"Não é mais surpreendente ter-se nascido duas vezes do que apenas uma; tudo na Natureza é ressureição."
VOLTAIRE
Para quê viver se não para ser real? Para quê ser real se não se acreditar realmente nisso? Para quê deambular entre a morte e a vida se não para ser arte? Para quê ser arte se não amar o artista? Como ser artista se não amar arte?
O Amor é a única constante. Em todas as interrogações, surge como resposta, só ele cria, constrói, dissipa o medo... Veste-se de fé, compaixão, criação, e vive-se pela acção. Age, actua, não se limita a existir e, como tal, faz vivo quem o sente (torna este mundo real, é a vontade inconsciente que a ele nos prende).

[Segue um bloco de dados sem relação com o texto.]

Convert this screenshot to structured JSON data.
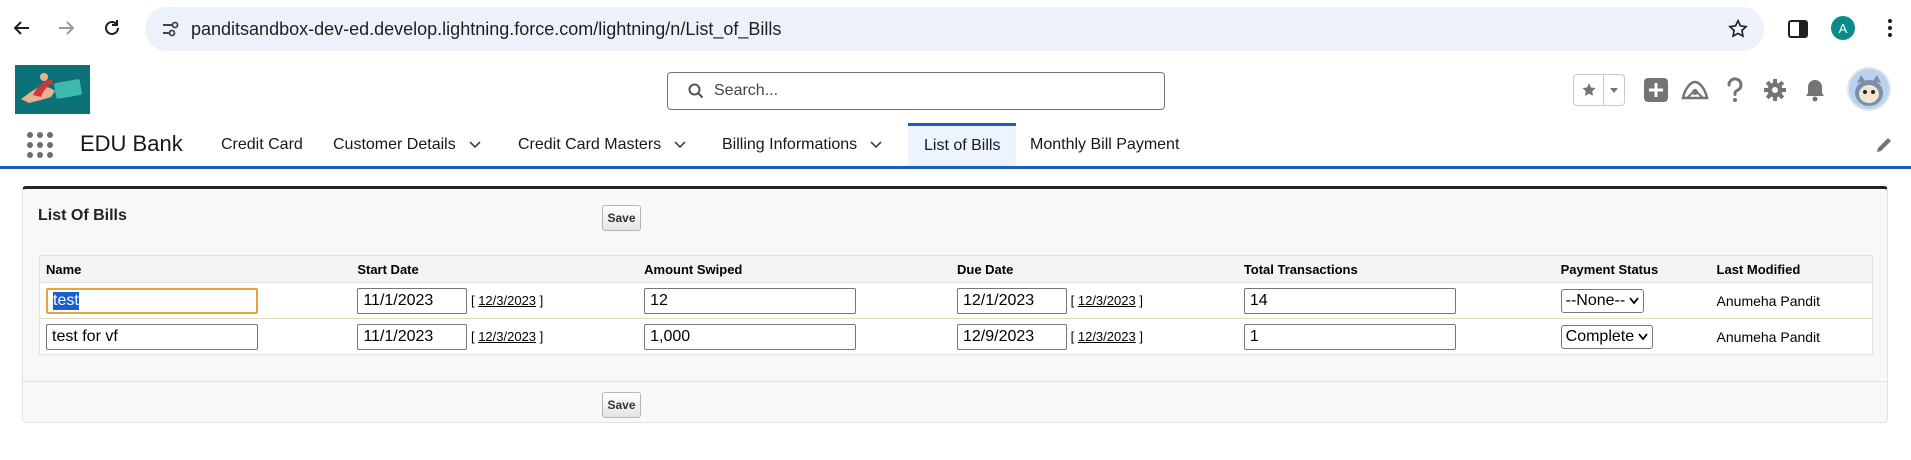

Sei que não foste acaso, um caso dentro da desconstrução do tempo. Vieste para me mostrar que dói, não por quereres meu sofrer, ou acreditares na sofreguidão inútil das almas, mas porque me queres viva. Ressuscitas-me a alma, sacode-me-la por entre o corpo, quando me olhas assim, lancinantemente, de soslaio, como que ao acaso, mas um acaso que sempre nos atrai, que trai nossas mentes, o tempo sequenciado, os ponteiros do relógio, surge, e aí, me mergulho sem medo, sem querer sair enxuta.
Sei que te vi outrora, mas não sei onde... Meu gladiador de outros tempos, tens a guerra nos olhos de outras vidas, mas nesta não vieste guerreiro, mas vencedor, aprendeste que só o amor vence guerras que o medo trava, espero. Sei que também me sabes para além do eu que hoje sou. Mas será que a mente te entorpece os sentidos, te afoga para lá de onde teus olhos te mergulham?...
Sob o efeito do anti-inflamatório e de analgésicos tento sobrevir de uma gripe, uma garganta inflamada, quando na verdade sei o que me resfriou o espírito. Os espasmos que me atingem, sacodem-me as paredes da alma. Ela descolou-se dos meus ossos, da caixa forte que trago no peito, pôs-se a salvo. Foi por aí que o frio me penetrou, congelou-me os sentidos e permite-me viver assim benzinho, por quanto tempo o tempo assim me quiser.
Acordei doente, maleita pequena, reflexo de um frio que abrigo em mim. Talvez precisasse de uma desculpa (ingénua) para tomar analgésicos e assim acalmar minha dor. Ou apenas senti-la assim, dormente, pedante, disfarçada de doença, para que não lhe ache a cura. Ou talvez só precisasse desta sonolência torpe para embalar minha saudade, por entre delírios febris, te sonhar e te ter comigo. Nunca te deixo, ainda não quis o suficiente, confesso. Estás em mim pelo tanto e por quanto te permito. Não expio minha culpa. Mas perdoo-me...
E olho pela janela. E tudo para lá de mim vive... E o anónimo colectivo, por instantes resgata-me. No escopo entre a loucura e a verdade se criam ilusões reais. Pelo meio amamos... Entre a verdade e a loucura... Só o Amor expande a vida para fora de nós sem nunca a expulsar, só ele é real. A saudade apenas te sobetrai ao passado e resulta em mim.